While Haru's keeping watch, a woman, Sally Jones (Nicolette Sheridan) comes to the dojo, wanting help from the ninja clan. She suspects her boyfriend Martin Tanley of something, and, thinking he's a ninja, she hires Haru to investigate.

Haru goes off to the city on his own and locates Martin Tanley (Nathaniel Parker). He follows Tanley to a criminal deal. Tanley is buying 10,000 Yen plates from some guy, but the plates turn out to be of just one side of the Yen bill, as the other plates were stolen by other crooks. The angry Tanley shoots the seller, and kills him.
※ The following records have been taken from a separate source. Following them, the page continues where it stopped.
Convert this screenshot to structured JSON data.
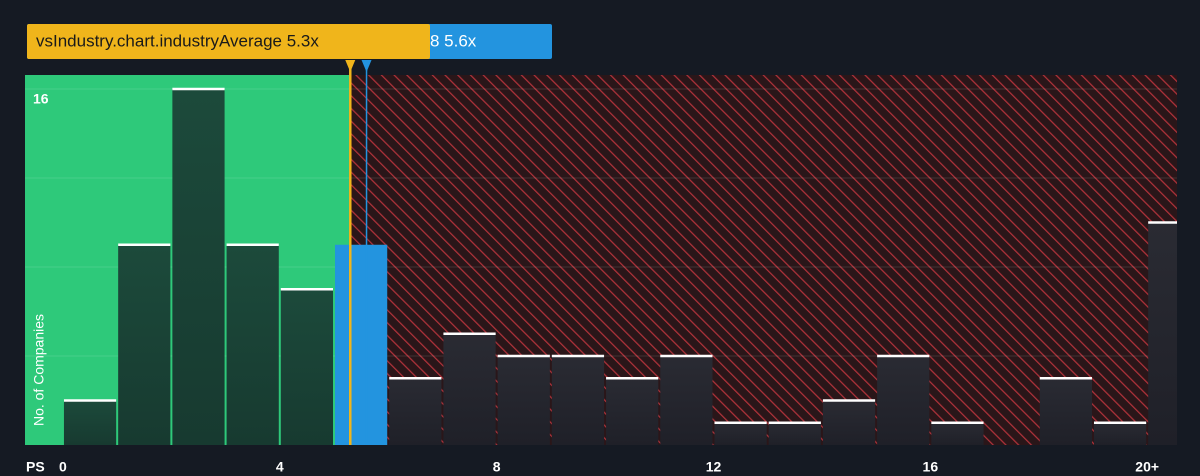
{
  "chart_data": {
    "type": "histogram",
    "bins": [
      0,
      1,
      2,
      3,
      4,
      5,
      6,
      7,
      8,
      9,
      10,
      11,
      12,
      13,
      14,
      15,
      16,
      17,
      18,
      19,
      20,
      21
    ],
    "values": [
      2,
      9,
      16,
      9,
      7,
      9,
      3,
      5,
      4,
      4,
      3,
      4,
      1,
      1,
      2,
      4,
      1,
      0,
      3,
      1,
      10
    ],
    "xlim": [
      -0.7,
      20.55
    ],
    "ylim": [
      0,
      16.2
    ],
    "xticks": [
      0,
      4,
      8,
      12,
      16,
      {
        "value": 20,
        "label": "20+"
      }
    ],
    "yticks": [
      16
    ],
    "grid_values": [
      4,
      8,
      12
    ],
    "xlabel": "PS",
    "ylabel": "No. of Companies",
    "annotations": [
      {
        "label": "vsIndustry.chart.industryAverage 5.3x",
        "value": 5.3,
        "color": "#f0b51b"
      },
      {
        "label": "8 5.6x",
        "value": 5.6,
        "color": "#2394df"
      }
    ]
  }
}
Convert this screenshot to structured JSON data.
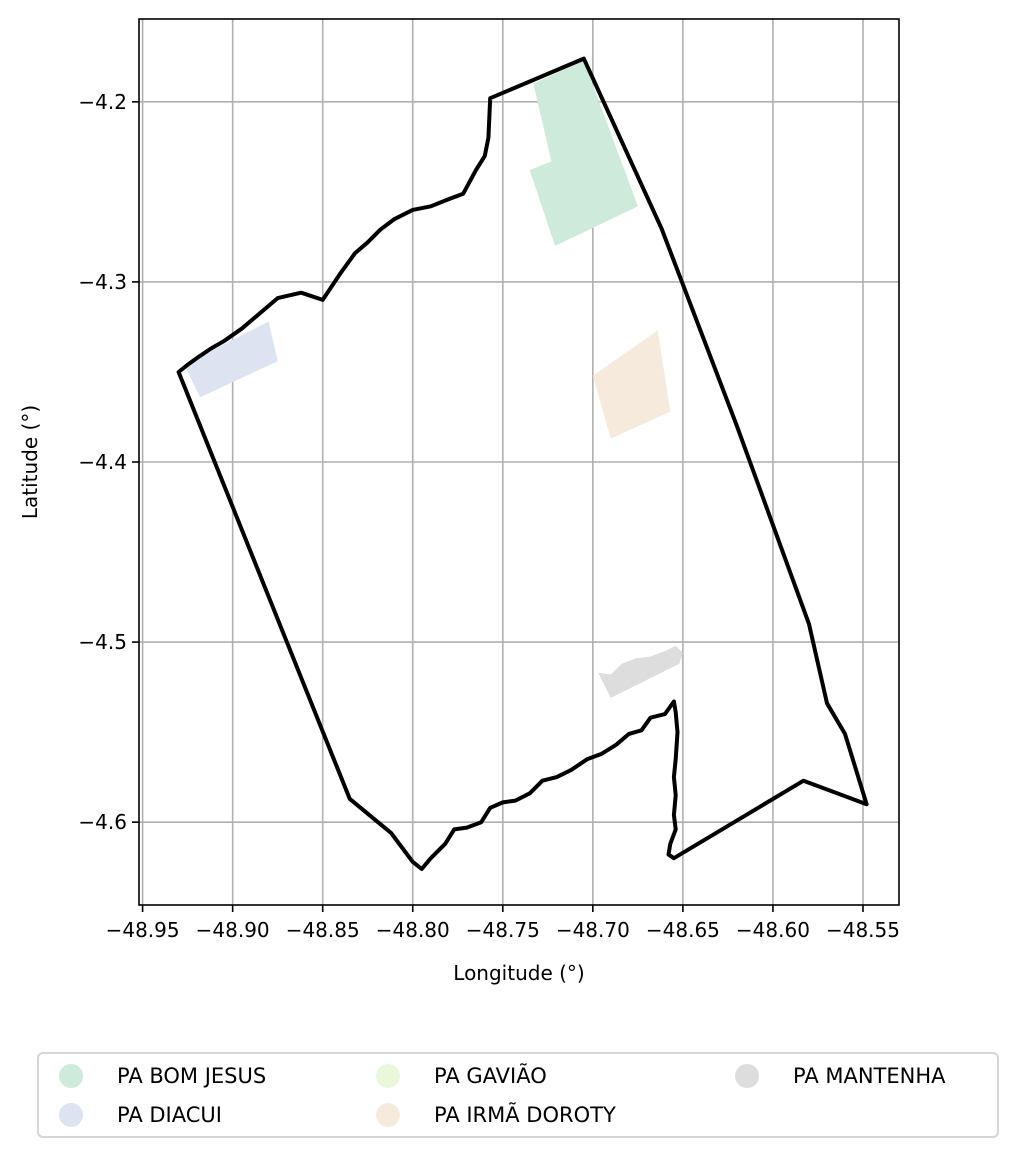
{
  "chart_data": {
    "type": "map",
    "xlabel": "Longitude (°)",
    "ylabel": "Latitude (°)",
    "xlim": [
      -48.952,
      -48.53
    ],
    "ylim": [
      -4.646,
      -4.154
    ],
    "x_ticks": [
      -48.95,
      -48.9,
      -48.85,
      -48.8,
      -48.75,
      -48.7,
      -48.65,
      -48.6,
      -48.55
    ],
    "x_tick_labels": [
      "−48.95",
      "−48.90",
      "−48.85",
      "−48.80",
      "−48.75",
      "−48.70",
      "−48.65",
      "−48.60",
      "−48.55"
    ],
    "y_ticks": [
      -4.2,
      -4.3,
      -4.4,
      -4.5,
      -4.6
    ],
    "y_tick_labels": [
      "−4.2",
      "−4.3",
      "−4.4",
      "−4.5",
      "−4.6"
    ],
    "grid": true,
    "legend_position": "bottom",
    "boundary": {
      "color": "#000000",
      "coords": [
        [
          -48.757,
          -4.198
        ],
        [
          -48.705,
          -4.176
        ],
        [
          -48.662,
          -4.27
        ],
        [
          -48.62,
          -4.38
        ],
        [
          -48.58,
          -4.49
        ],
        [
          -48.57,
          -4.534
        ],
        [
          -48.56,
          -4.551
        ],
        [
          -48.548,
          -4.59
        ],
        [
          -48.583,
          -4.577
        ],
        [
          -48.655,
          -4.62
        ],
        [
          -48.658,
          -4.618
        ],
        [
          -48.657,
          -4.612
        ],
        [
          -48.654,
          -4.604
        ],
        [
          -48.655,
          -4.596
        ],
        [
          -48.654,
          -4.585
        ],
        [
          -48.655,
          -4.575
        ],
        [
          -48.654,
          -4.565
        ],
        [
          -48.653,
          -4.55
        ],
        [
          -48.654,
          -4.539
        ],
        [
          -48.655,
          -4.533
        ],
        [
          -48.66,
          -4.54
        ],
        [
          -48.668,
          -4.542
        ],
        [
          -48.673,
          -4.549
        ],
        [
          -48.68,
          -4.551
        ],
        [
          -48.687,
          -4.557
        ],
        [
          -48.695,
          -4.562
        ],
        [
          -48.703,
          -4.565
        ],
        [
          -48.712,
          -4.571
        ],
        [
          -48.72,
          -4.575
        ],
        [
          -48.728,
          -4.577
        ],
        [
          -48.735,
          -4.584
        ],
        [
          -48.743,
          -4.588
        ],
        [
          -48.75,
          -4.589
        ],
        [
          -48.757,
          -4.592
        ],
        [
          -48.762,
          -4.6
        ],
        [
          -48.77,
          -4.603
        ],
        [
          -48.777,
          -4.604
        ],
        [
          -48.782,
          -4.612
        ],
        [
          -48.79,
          -4.62
        ],
        [
          -48.795,
          -4.626
        ],
        [
          -48.8,
          -4.622
        ],
        [
          -48.812,
          -4.606
        ],
        [
          -48.835,
          -4.587
        ],
        [
          -48.93,
          -4.35
        ],
        [
          -48.925,
          -4.346
        ],
        [
          -48.918,
          -4.341
        ],
        [
          -48.912,
          -4.337
        ],
        [
          -48.905,
          -4.333
        ],
        [
          -48.895,
          -4.326
        ],
        [
          -48.875,
          -4.309
        ],
        [
          -48.862,
          -4.306
        ],
        [
          -48.85,
          -4.31
        ],
        [
          -48.84,
          -4.295
        ],
        [
          -48.832,
          -4.284
        ],
        [
          -48.825,
          -4.278
        ],
        [
          -48.818,
          -4.271
        ],
        [
          -48.81,
          -4.265
        ],
        [
          -48.8,
          -4.26
        ],
        [
          -48.79,
          -4.258
        ],
        [
          -48.78,
          -4.254
        ],
        [
          -48.772,
          -4.251
        ],
        [
          -48.765,
          -4.238
        ],
        [
          -48.76,
          -4.23
        ],
        [
          -48.758,
          -4.22
        ],
        [
          -48.757,
          -4.198
        ]
      ]
    },
    "series": [
      {
        "name": "PA BOM JESUS",
        "color": "#cdeadb",
        "coords": [
          [
            -48.733,
            -4.19
          ],
          [
            -48.705,
            -4.177
          ],
          [
            -48.675,
            -4.258
          ],
          [
            -48.721,
            -4.28
          ],
          [
            -48.735,
            -4.238
          ],
          [
            -48.723,
            -4.233
          ]
        ]
      },
      {
        "name": "PA DIACUI",
        "color": "#dee3f2",
        "coords": [
          [
            -48.927,
            -4.346
          ],
          [
            -48.88,
            -4.322
          ],
          [
            -48.875,
            -4.344
          ],
          [
            -48.918,
            -4.364
          ]
        ]
      },
      {
        "name": "PA GAVIÃO",
        "color": "#eaf7db",
        "coords": []
      },
      {
        "name": "PA IRMÃ DOROTY",
        "color": "#f6eadc",
        "coords": [
          [
            -48.7,
            -4.352
          ],
          [
            -48.664,
            -4.327
          ],
          [
            -48.657,
            -4.372
          ],
          [
            -48.69,
            -4.387
          ]
        ]
      },
      {
        "name": "PA MANTENHA",
        "color": "#dddddd",
        "coords": [
          [
            -48.697,
            -4.517
          ],
          [
            -48.69,
            -4.518
          ],
          [
            -48.684,
            -4.512
          ],
          [
            -48.676,
            -4.509
          ],
          [
            -48.668,
            -4.508
          ],
          [
            -48.66,
            -4.505
          ],
          [
            -48.654,
            -4.502
          ],
          [
            -48.65,
            -4.506
          ],
          [
            -48.652,
            -4.512
          ],
          [
            -48.69,
            -4.531
          ]
        ]
      }
    ]
  }
}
Tanley dumps the body, which falls onto Haru's boat, and when Haru flees, he's seen by police, who think he's a murderer.

Haru manages to evade the police, and back at the dojo, the sensei reveals that 'Sally' is really named Alison Page, and he thinks that she decieved Haru in order to frame him. In order to prove himself to his clan, Haru goes off to Beverly Hills (thanks to a hotel lobbycard left by 'Sally') to find Martin Tanley and bring him to justice.

Haru arrives in Beverly Hills, and first goes to a hotel. After setting up shop in his hotel room, he befriends a bellboy, Joey Washington (Chris Rock), who is ecstatic to be meeting a real-life ninja. Haru teaches him a few tips on how to be a ninja, and soon after, Chris Rock vanishes from the movie, thankfully, because his voice is torture!

Haru soon locates 'Sally', and finds out that not only did she not set him up to be framed, but that she's dating Tanley so she can find incriminating evidence to have him arrested on, as he murdered her sister.

Meanwhile, as a gang war is brewing between Tanley's gang and the one that stole the other half of the plates, Haru's investigations get him, as well as Alison, in more and more danger...

Beverly Hills Ninja is pure slapstick, and it's incredibly entertaining slapstick! The plot is is simple, but well-written, and the ninja clan is so cool that this movie makes me depressed that ninjas stopped existing several centuries ago.

The film has plenty of action too, which is definitely a plus!

Chris Farley is great fun as Haru. He carries the film on his shoulder, and succeeds. Nicolette Sheridan is a good addition, and Nathaniel Parker is very good, albeit a bit underused as the film's villain. One thing's for sure, he's definitely not as bland as he was in that maudlin Inspector Lynley Mysteries TV series!

Chris Rock was intensely annoying to me at first and made me want to tear my eyes and eardrums out, but he sorta grew on me. Plus, he's not in it for a great deal either. Haru teaches Rock's character a few things, then tells him to not participate in the mission due to its danger, and Rock is absent for almost the rest of the movie.

Soon Tek Oh and Robin Shou are both great, with the former being a good mix of straight and funny, and the latter getting some good physical comedy (in more ways than one). The rest of the acting is all fine.

The soundtrack is all great stuff! Namely that Kung Fu Fighting song (You KNOW the one I mean), which makes a cool fight scene even cooler! Though there's a cover of it over the end credits which is pretty decent.

So, to finish, if you're ever feeling down about the fact that secret clans of ninjas don't actually exist, just watch Beverley Hills Ninja on a loop! It'll give you the temporary ninja fix you need!